Âge, traumatisme et contentement

Inconscient de son accident ou de sa démence, mon mari attribue son manque de mémoire à court terme – le résultat d'une lésion cérébrale traumatique qui l'a laissé, à 75 ans, comme une personne atteinte de la maladie d'Alzheimer avancée simplement au vieillissement.

Au début, j'ai rejeté l'idée que son âge avait quelque chose à voir avec cela. Une mésaventure calamiteuse comme sa chute de notre pigeonnier pouvait survenir à n'importe qui à n'importe quel moment et juste se produire dans nos années soixante-dix. Mais plus j'y pense, moins je suis sûr. Est-ce que c'est à cause de son âge que la chute s'est produite cet été et aucun des quinze étés précédents quand il a dormi sur ce balcon et n'est pas tombé? Les personnes âgées tombent célèbres. Bien que ce soit sa blessure, et non son âge qui a détruit sa mémoire, l'âge ne peut pas non plus être totalement exclu. Il est bien connu qu'un cerveau vieillissant est plus vulnérable au déclin qu'un jeune, même sans une chute désastreuse, et qu'un coup à la tête à tout âge peut précipiter la démence future.

La vérité est que, jusqu'à l'accident, il y a quatre ans, je ne pensais jamais à aucun de nous, un adjectif qui pourrait s'appliquer à d'autres personnes dans la soixantaine, surtout celles que je lis dans les romans ou les nécrologies. Nous n'agissions pas vieux, nous n'avions pas l'air vieux (du moins pas l'un pour l'autre), nous ne pensions pas vieux ou nous nous sentions vieux.

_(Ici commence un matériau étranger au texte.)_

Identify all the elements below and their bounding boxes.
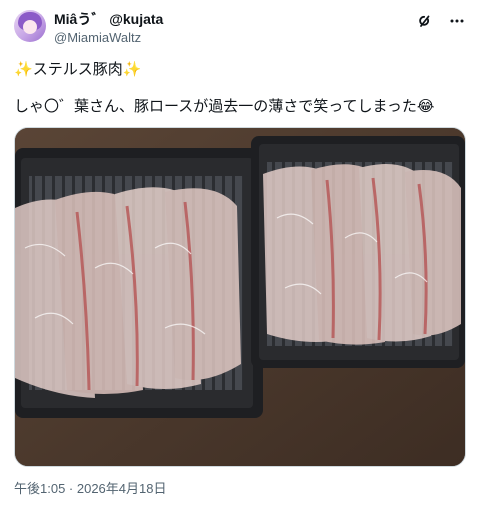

Comme toujours, il se rendait tous les matins à son studio d'art et moi à mon bureau, non sans certaines vicissitudes habituelles de la vie septuagénaire, des défaillances de mémoire agaçantes, des cheveux clairsemés, des os fragiles, de nouveaux creux et rides. apparaître de manière inattendue. Et nous avions pris soin de mettre de l'ordre dans nos affaires: faire nos testaments, informer nos enfants de nos désirs, rationaliser nos comptes financiers. Mais en vérité, nous avions d'abord fait des testaments quand nous étions jeunes, quand nos enfants étaient nés. Et les rides et les défaillances de la mémoire avaient aussi commencé dans notre jeunesse et nous accompagnaient à chaque étape du chemin, avec notre part de fractures et de perte de cheveux progressive – tous banals, omniprésents. Puis ce traumatisme est venu de nulle part et nous avons été soudainement plongés dans la vieillesse.

"Peux-tu croire notre âge?" S'exclame-t-il alors qu'il repose sur notre lit pendant que je m'habille.

"Je connais. C'est dur à croire."

"Mais en fait, je trouve ça plutôt agréable, n'est-ce pas?"

"Bien!" Je ris. "Plus de cet effort agité ou de l'ambition vaine."

"Et nous en savons tellement maintenant", dit l'homme qui sait si peu.

Je me donne une secousse. Si lui, avec ses déficits invalidants, peut s'accrocher à son habitude de contentement toute sa vie, alors, sans eux, je dois trouver en moi la maîtrise du chagrin et faire de même.